第733回 なんで発掘で建物の用途までわかるのか
1、職場にご恵送シリーズ58
この季節は各地から発掘調査報告書が送られてきます。
今回ご紹介するのはこちら。
宮城県岩沼市文化財調査報告書第23集
『熊野遺跡第1・2次調査報告書』
民間開発(某神社の駐車場整備)に伴う発掘調査でちょっと気になるものが見つかったようです。
2、何がみつかったのか
この遺跡は高舘丘陵から派生した低い丘陵の頂部から裾部にかけて立地しています。
今回ご紹介する中世の周囲の景観としましては
市全体として遺跡登録されている中世のものは16カ所。
鵜ヶ崎城跡では中世後半の陶磁器が出土していますし、
下野郷館跡では鎌倉時代後半から屋敷地が形成されていたと推定されています。
岩蔵寺遺跡では板碑や集石遺構が見つかり、中ノ原遺跡では鎌倉時代後半の墓域が確認されています。
そんな中で、今回注目するのは倉庫跡。
平面形は3.9m×2.32mの長方形。
柱があったと考えられる穴は5個確認されています。
壁際には溝が周り、底面に焼けているところが二か所ありました。
出土遺物は多くありませんが、青磁の碗が出土しています。
これだけ見てなんの遺構かわかりますか?
3、似た遺構はどこにあるのか
報告書に記載されている類例を発掘調査報告書のデータベースである「全国遺跡総覧」で当たってみました。
まずは栗原市の観音沢遺跡。
ここは宮城県内の中世の遺跡でも注目されているところで、
数多くの建物跡が見つかっています。
一つ紹介すると
第34号竪穴遺構は3.3m×2.9mの規模を持つ方形の遺構で、南辺に段があります。
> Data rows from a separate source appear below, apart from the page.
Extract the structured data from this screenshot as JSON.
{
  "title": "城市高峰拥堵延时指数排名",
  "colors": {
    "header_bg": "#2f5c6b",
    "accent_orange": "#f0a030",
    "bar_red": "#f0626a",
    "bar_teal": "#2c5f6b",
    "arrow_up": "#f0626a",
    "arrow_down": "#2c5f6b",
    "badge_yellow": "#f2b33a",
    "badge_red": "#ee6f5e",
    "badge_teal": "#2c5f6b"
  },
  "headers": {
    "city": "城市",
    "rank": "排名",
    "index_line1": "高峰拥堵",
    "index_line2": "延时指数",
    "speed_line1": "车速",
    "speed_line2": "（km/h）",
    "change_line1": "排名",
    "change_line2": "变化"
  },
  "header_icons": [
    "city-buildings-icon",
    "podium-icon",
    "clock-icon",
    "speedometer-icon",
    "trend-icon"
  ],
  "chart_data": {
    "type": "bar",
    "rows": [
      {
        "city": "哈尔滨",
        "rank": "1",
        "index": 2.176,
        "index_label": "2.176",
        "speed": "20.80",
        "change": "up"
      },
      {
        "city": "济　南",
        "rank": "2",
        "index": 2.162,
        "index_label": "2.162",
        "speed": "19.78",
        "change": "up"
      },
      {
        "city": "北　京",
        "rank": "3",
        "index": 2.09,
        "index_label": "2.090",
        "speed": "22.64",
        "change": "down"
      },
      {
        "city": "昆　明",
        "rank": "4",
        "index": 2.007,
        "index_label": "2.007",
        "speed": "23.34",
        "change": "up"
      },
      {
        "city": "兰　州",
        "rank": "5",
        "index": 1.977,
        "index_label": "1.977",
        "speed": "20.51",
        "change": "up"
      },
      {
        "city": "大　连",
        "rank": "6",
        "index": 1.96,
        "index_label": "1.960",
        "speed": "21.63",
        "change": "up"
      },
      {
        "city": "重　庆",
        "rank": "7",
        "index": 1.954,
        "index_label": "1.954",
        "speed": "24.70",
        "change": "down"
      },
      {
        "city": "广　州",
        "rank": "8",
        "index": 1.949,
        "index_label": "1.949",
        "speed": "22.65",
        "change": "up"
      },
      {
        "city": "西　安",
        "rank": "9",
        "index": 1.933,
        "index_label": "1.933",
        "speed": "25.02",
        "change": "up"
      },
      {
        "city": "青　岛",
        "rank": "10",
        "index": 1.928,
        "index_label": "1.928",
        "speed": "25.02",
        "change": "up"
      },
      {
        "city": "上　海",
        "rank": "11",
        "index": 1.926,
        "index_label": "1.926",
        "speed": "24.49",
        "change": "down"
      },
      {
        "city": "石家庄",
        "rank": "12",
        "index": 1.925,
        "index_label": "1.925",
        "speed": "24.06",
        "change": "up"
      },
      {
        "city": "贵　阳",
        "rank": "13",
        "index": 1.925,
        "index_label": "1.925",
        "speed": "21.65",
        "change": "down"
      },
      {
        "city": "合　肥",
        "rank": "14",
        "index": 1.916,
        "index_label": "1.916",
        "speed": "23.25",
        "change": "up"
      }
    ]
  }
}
残っている壁の高さが1.8mもあることからも倉庫らしさが伺えます。
四隅に丸木柱が2本づつ、計8本が立てられ、横木で連結されている南辺には厚い壁板が立てられているという残りの良さも注目です。
続いては仙台市富沢遺跡77次調査で見つかった遺構。
1号竪穴(SI1)と名付けられたこの遺構の規模は370㎝×270㎝。
検出面からの深さは87㎝ほどですが、柱穴と思われる穴が遺構の外側に隣接しているのが特徴です。
荷札ではないかと考えられている「三斗三升」と墨書された木簡や
烏帽子の痕跡、常滑窯産の甕の破片が出土しており、
倉庫っぽさがあります。
さらに仙台市山口遺跡第10次調査では
円形に近い方形で規模は3.5m×3.3m、深さは50㎝程度の遺構が見つかっています。
埋まった土をみると草が集積した層があったり、
イネ由来の灰がたまった層もありました。
さらに土を分析するとたくさんの種(モモ・ウリ・ウメ・ヒョウタン)が含まれていることがわかりました。
ますます倉庫っぽいですね。
4、発掘調査をする意味
いかがだったでしょうか。
考古学というのは蓄積の学問で、それ単独ではなんの遺構か分からないものでも
似た例を探し求めると、より使用時の痕跡を残したものがあったりして
用途を推定できたりします。
発掘調査を行うことは、地中に眠る遺跡を破壊してしまうことでもありますが
後世の歴史研究に活かせる資料がまた一つうまれたということでもあります。
この貴重な成果を専門家だけのものに留めておくのではなく、
より広く公開できるようにする、それが我々の仕事だと思っております。
本日も最後までお付き合いくださり、ありがとうございました。